Teoria AGW e modelli previsionali

Uno dei pilastri della teoria dell’Anthropogenic global warming è costituito dalla simulazione delle temperature future basate su modelli matematici, soprattutto i modelli di tipo GCM, e che sono divulgate attraverso i report dell’IPCC.

Tali previsioni si sono rivelate fin qui molto deboli essendo risultate affette da rilevanti sovrastime. Più in particolare se si confrontano le previsioni al 2012 con i dati osservativi raccolti dal dataset globale GISS – Nasa, la sovrastima è del 53% per le previsioni del report IPCC del 1990  e si riduce al 9% per quelle del report IPCC del 1995 per poi risalire al 20% nei report IPCC del 2002 e del 2007 (Pielke, 2008; Pielke, 2013). Le cause di tali sovrastime sono state analizzate e discusse da Fyfe et al (2013).

Si ravvisa inoltre l’opportunità che nei modelli GCM si introduca l’effetto iride adattivo (Lindsen et al., 2001) come feedback negativo in grado di diminuire l’elevata sensitività dei modelli stessi, secondo quanto evidenziato da Mauritzen e Stevens i quali operando sul modello ECHAM4 hanno evidenziato la maggiore efficacia di un GCM in cui tale meccanismo è stato inserito.

Stato delle reti osservative

Se il monitoraggio da satellite viene progressivamente potenziato, lo stato delle reti osservative al suolo è preoccupante in quanto molte stazioni tendono a ricadere in aree influenzate dall’effetto delle isole di calore urbano e inoltre vaste aree del pianeta sono tutt’ora non monitorate. Un esempio lampante di quest’ultimo fenomeno è offerto da un’area del Sahel con superficie di 4 milioni di km2 (oltre 13 volte l’Italia)  in riferimento alla quale Dai et al. scrissero nel 2003 per l’International Journal of Climatology un articolo scientifico dedicato alla siccità. In tale area nel 2003 risultavano operative solo 35 stazioni pluviometriche contro le 102 del 1991 e le 188 del 1971. In proposito si noti che con i dati di sole 35 stazioni è difficile descrivere la pluviometria di una delle regioni italiane, altro che quella di un’area così vasta come quella indagata. Questo per inciso la dice lunga anche sull’attenzione che la comunità internazionale sta in realtà dedicando a tali problemi.

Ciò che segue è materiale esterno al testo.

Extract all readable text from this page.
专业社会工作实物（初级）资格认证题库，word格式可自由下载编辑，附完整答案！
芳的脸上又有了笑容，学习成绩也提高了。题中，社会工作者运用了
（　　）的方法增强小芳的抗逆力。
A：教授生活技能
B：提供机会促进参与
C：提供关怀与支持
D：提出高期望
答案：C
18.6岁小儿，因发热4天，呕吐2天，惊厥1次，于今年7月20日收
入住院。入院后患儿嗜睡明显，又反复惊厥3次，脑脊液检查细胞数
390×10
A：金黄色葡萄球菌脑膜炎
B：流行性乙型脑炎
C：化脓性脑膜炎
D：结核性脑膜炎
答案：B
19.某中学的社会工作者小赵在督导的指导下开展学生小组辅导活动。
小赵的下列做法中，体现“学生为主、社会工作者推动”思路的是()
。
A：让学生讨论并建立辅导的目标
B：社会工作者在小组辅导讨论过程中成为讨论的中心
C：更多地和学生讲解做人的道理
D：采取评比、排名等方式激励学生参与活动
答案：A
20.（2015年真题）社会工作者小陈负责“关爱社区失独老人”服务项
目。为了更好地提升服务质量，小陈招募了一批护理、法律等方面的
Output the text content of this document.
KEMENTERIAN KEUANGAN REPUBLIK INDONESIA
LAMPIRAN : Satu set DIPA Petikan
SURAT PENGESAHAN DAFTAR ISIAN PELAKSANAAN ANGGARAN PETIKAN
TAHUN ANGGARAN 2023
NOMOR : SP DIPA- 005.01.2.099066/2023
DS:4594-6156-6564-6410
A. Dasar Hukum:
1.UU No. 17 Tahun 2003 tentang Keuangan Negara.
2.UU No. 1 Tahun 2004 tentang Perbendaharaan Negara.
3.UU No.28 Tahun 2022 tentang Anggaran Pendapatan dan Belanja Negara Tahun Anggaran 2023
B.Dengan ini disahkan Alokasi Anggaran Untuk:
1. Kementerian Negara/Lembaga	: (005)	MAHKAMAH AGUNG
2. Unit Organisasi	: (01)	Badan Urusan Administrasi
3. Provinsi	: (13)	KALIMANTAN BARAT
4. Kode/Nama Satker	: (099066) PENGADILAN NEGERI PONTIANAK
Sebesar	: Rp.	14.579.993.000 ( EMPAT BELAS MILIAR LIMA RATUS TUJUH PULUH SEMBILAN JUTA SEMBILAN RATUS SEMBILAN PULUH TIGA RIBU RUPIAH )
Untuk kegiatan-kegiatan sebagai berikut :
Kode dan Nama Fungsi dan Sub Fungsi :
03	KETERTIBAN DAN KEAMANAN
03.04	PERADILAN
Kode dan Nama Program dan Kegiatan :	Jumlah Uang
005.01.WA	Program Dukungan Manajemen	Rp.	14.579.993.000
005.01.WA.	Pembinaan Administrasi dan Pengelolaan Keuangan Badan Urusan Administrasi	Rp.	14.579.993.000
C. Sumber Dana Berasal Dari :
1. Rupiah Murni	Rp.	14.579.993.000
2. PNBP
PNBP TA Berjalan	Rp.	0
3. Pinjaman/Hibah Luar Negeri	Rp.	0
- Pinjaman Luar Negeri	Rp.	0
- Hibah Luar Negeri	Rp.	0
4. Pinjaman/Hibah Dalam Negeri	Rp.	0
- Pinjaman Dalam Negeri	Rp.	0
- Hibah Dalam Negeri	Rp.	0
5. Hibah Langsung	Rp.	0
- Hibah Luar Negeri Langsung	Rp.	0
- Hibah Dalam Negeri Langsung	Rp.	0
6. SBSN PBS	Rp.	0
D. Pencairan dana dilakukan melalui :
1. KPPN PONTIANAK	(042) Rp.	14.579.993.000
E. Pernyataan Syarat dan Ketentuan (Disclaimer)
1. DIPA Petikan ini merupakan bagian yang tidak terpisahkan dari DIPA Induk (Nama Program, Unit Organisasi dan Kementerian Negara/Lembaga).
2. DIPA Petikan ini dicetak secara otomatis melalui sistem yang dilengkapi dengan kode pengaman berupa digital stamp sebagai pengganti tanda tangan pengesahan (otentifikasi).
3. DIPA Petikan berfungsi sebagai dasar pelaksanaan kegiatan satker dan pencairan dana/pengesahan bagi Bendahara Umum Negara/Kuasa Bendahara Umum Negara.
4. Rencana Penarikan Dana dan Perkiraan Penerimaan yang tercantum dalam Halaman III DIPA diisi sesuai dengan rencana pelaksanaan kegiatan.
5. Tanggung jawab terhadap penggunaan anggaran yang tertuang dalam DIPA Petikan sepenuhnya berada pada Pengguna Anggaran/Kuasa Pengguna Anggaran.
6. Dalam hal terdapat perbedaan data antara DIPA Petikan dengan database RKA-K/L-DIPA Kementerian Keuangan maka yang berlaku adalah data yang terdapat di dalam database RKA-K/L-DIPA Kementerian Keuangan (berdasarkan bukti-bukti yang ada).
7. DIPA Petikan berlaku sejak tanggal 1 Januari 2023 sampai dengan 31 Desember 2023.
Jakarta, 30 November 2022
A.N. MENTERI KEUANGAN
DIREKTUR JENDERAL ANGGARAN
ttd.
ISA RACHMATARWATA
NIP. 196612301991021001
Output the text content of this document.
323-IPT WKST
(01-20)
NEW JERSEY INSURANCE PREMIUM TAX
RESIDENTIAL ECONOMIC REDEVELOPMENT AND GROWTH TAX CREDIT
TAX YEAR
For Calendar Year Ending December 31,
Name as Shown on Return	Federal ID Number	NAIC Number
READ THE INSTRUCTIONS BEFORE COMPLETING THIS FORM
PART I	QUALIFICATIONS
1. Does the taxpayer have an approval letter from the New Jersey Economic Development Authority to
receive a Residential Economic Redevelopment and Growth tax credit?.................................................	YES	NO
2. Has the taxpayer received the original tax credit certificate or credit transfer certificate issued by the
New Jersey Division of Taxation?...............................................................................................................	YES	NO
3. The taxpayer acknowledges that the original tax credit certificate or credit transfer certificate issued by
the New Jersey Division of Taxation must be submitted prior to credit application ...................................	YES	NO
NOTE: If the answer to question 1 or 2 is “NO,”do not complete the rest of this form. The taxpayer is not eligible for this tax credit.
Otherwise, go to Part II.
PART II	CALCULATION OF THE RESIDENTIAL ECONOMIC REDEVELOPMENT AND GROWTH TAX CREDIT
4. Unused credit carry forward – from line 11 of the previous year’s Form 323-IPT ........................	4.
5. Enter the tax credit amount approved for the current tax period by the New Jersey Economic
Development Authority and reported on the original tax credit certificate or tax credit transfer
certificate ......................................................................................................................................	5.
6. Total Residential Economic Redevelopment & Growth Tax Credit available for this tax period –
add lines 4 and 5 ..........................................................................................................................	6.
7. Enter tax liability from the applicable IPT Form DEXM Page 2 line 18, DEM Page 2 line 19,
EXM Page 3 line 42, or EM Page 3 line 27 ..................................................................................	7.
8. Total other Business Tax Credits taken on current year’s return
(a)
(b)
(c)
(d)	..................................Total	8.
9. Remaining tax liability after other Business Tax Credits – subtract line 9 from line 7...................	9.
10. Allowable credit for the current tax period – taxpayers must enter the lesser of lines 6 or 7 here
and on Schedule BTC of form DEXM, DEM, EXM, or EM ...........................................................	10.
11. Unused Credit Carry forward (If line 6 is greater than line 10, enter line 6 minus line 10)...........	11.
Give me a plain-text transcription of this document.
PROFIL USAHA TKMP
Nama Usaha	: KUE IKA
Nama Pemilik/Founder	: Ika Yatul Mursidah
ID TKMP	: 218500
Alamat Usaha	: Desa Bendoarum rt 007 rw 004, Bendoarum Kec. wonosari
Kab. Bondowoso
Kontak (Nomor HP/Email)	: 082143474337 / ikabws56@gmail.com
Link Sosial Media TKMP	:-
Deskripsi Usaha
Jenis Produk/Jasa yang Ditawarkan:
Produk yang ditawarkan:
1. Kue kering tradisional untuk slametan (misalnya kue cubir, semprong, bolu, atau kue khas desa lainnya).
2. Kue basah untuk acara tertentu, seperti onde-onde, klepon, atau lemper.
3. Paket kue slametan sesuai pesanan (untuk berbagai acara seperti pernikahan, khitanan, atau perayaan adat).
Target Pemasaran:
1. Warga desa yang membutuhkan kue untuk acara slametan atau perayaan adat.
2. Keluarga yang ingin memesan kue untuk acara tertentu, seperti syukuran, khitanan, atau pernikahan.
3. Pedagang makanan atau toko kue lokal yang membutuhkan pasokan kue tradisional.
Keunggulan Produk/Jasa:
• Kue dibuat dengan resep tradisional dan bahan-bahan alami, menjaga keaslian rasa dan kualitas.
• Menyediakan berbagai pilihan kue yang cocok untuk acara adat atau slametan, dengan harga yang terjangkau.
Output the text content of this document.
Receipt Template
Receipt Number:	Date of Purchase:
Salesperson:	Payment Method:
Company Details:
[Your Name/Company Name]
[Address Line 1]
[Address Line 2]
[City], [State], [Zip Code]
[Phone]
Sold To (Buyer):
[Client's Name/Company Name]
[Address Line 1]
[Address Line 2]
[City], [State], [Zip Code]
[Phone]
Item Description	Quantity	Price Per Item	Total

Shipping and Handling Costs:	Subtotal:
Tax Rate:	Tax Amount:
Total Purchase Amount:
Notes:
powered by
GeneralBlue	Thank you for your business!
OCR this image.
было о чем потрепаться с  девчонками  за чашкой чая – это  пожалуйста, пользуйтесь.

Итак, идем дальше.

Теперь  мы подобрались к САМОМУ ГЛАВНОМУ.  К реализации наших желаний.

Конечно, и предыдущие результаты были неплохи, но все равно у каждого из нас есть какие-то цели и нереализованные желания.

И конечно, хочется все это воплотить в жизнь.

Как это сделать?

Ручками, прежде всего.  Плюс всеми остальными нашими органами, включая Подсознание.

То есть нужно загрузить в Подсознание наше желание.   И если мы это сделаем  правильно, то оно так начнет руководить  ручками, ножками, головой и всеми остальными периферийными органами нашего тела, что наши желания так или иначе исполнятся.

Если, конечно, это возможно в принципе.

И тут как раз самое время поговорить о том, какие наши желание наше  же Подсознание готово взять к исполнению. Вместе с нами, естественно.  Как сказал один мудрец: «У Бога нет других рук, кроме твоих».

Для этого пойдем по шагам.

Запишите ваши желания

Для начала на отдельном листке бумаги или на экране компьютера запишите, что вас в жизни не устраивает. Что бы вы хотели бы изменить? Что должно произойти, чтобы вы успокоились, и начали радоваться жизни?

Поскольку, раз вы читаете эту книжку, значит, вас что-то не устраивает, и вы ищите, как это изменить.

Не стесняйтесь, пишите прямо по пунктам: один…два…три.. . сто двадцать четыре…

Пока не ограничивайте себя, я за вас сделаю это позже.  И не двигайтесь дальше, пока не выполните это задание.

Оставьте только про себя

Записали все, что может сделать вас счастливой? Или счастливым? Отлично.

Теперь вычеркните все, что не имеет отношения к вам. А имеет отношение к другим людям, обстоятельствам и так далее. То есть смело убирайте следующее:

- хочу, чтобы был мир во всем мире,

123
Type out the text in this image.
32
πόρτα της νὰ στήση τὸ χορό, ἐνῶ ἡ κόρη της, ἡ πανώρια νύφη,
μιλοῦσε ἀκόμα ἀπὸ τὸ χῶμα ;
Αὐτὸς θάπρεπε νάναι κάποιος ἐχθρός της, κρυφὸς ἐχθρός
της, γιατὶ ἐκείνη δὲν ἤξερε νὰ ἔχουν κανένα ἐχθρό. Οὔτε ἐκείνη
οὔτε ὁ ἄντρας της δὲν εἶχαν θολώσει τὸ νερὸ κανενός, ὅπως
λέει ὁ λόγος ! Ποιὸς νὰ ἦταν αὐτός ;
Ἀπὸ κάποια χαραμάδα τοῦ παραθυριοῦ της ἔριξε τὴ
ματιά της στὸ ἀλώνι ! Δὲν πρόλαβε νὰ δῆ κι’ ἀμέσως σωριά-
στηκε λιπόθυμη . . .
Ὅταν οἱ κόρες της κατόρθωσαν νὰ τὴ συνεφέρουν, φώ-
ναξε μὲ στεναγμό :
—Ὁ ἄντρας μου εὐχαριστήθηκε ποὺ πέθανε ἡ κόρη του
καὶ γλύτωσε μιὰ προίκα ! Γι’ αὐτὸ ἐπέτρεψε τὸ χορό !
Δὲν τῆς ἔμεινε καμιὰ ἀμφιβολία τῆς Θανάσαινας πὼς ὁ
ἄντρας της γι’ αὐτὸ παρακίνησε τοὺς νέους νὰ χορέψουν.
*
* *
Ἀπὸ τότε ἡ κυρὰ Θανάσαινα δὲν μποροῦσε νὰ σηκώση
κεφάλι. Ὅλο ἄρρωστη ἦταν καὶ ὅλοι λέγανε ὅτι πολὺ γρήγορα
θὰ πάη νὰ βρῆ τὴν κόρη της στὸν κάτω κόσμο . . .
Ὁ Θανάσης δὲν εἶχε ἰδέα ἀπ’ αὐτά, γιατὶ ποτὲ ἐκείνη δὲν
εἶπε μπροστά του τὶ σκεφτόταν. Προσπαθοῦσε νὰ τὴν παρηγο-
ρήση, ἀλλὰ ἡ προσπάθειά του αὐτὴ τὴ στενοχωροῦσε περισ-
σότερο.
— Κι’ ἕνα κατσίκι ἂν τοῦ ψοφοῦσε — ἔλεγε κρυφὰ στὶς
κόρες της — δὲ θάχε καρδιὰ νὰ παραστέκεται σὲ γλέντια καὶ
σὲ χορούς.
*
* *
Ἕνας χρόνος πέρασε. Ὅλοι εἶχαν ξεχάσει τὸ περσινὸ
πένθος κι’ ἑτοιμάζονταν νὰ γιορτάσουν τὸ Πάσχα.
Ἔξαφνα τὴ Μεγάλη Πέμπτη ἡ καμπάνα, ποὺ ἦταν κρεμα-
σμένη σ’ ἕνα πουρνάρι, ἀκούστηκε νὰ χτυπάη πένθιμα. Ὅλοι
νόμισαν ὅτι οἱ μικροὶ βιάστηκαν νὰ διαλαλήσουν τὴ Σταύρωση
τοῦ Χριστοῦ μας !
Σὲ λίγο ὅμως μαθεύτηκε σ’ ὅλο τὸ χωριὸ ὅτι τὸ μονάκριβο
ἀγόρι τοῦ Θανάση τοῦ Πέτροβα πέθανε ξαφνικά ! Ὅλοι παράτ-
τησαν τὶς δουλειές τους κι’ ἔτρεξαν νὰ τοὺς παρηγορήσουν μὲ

Importante sarebbe allora che sul modello della rete di boe ARGO con le quali si misurano la temperatura e lo stato energetico degli oceani, si potesse realizzare una rete di stazioni al suolo omogenea ed estesa all’intero pianeta. Ciò richiederebbe uno sforzo internazionale che sarebbe sicuramente ripagato dal guadagno in termini di conoscenza che se ne avrebbe.